I've just come across performance comparison of eCryptfs against plain ext4 filesystem on Ubuntu, benchmark I was going to perform on my own.

I run dbench benchmarks regularly while working on pefs. But use it mostly as a stress test tool. I haven't reached the point I can start working on improving performance yet. But measuring pefs overhead is going to be interesting.

Unfortunately I fail to interpret dbench results from the article. They've used dbench 4, while I'm using dbench 3 from ports.

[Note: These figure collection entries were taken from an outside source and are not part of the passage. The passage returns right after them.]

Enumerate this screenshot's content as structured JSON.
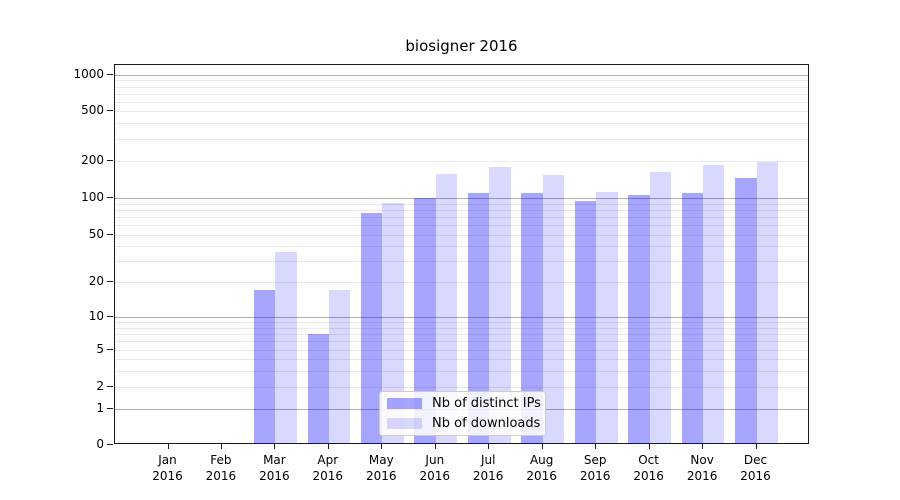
{
  "title": "biosigner 2016",
  "chart_data": {
    "type": "bar",
    "title": "biosigner 2016",
    "categories": [
      "Jan 2016",
      "Feb 2016",
      "Mar 2016",
      "Apr 2016",
      "May 2016",
      "Jun 2016",
      "Jul 2016",
      "Aug 2016",
      "Sep 2016",
      "Oct 2016",
      "Nov 2016",
      "Dec 2016"
    ],
    "series": [
      {
        "name": "Nb of distinct IPs",
        "color": "#0000ff59",
        "values": [
          0,
          0,
          17,
          7,
          75,
          100,
          110,
          110,
          94,
          106,
          110,
          145
        ]
      },
      {
        "name": "Nb of downloads",
        "color": "#0000ff26",
        "values": [
          0,
          0,
          36,
          17,
          91,
          158,
          180,
          153,
          112,
          164,
          185,
          196
        ]
      }
    ],
    "xlabel": "",
    "ylabel": "",
    "yscale": "symlog",
    "yticks": [
      0,
      1,
      2,
      5,
      10,
      20,
      50,
      100,
      200,
      500,
      1000
    ],
    "ylim": [
      0,
      1200
    ],
    "grid": true,
    "legend_position": "lower center"
  },
  "axes": {
    "ytick_labels": [
      "0",
      "1",
      "2",
      "5",
      "10",
      "20",
      "50",
      "100",
      "200",
      "500",
      "1000"
    ],
    "grid_major_color": "#b0b0b0",
    "grid_minor_color": "#e9e9e9"
  }
}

But never the less result of 4-8 Mb/s looks too strange for me.

I've benchmarked 4 and 16 dbench clients on zfs, pefs with salsa20 encryption (256 bit key) on top of same zfs partition and pefs with aes encryption (128 bit key, ctr mode). I executed benchmark for 3 times in each setup.

First of all, cipher throughput:
salsa20 ~205.5 Mb/s
aes128 ~81.3 Mb/s

Benchmark results:





In both cases (4 and 16 clients) CPU was limiting factor, disks where mostly idle. This explains such divergence in zfs results, I've actually benchmarked zfs arc cache performance. Because of unpredictable zfs inner workings one can get the best aes128 result surprisingly close to the worst salsa20 one (salsa20 is ~2.5 times faster than aes128).

The graph comparing average values:


Conclusion is that pefs is 2x times slower. But that shouldn't be solely because of encryption. From my previous testing I can conclude that it's mostly filesystem overhead:

  • Current pefs implementation avoids data caching (to prevent double caching and restrain one's paranoia). I had version using buffer management for io (bread/bwrite) it's performance was awful, something like 20-30 Mb/s with salsa20 encryption.

  • Sparse files (add file resizing here too) are implemented very poorly: it requires exclusive lock and fills gap with zeros. While this "gap" is likely to be filled by application really soon.

  • Lookup operation is very expensive. It calls readdir and decrypts name for each directory entry.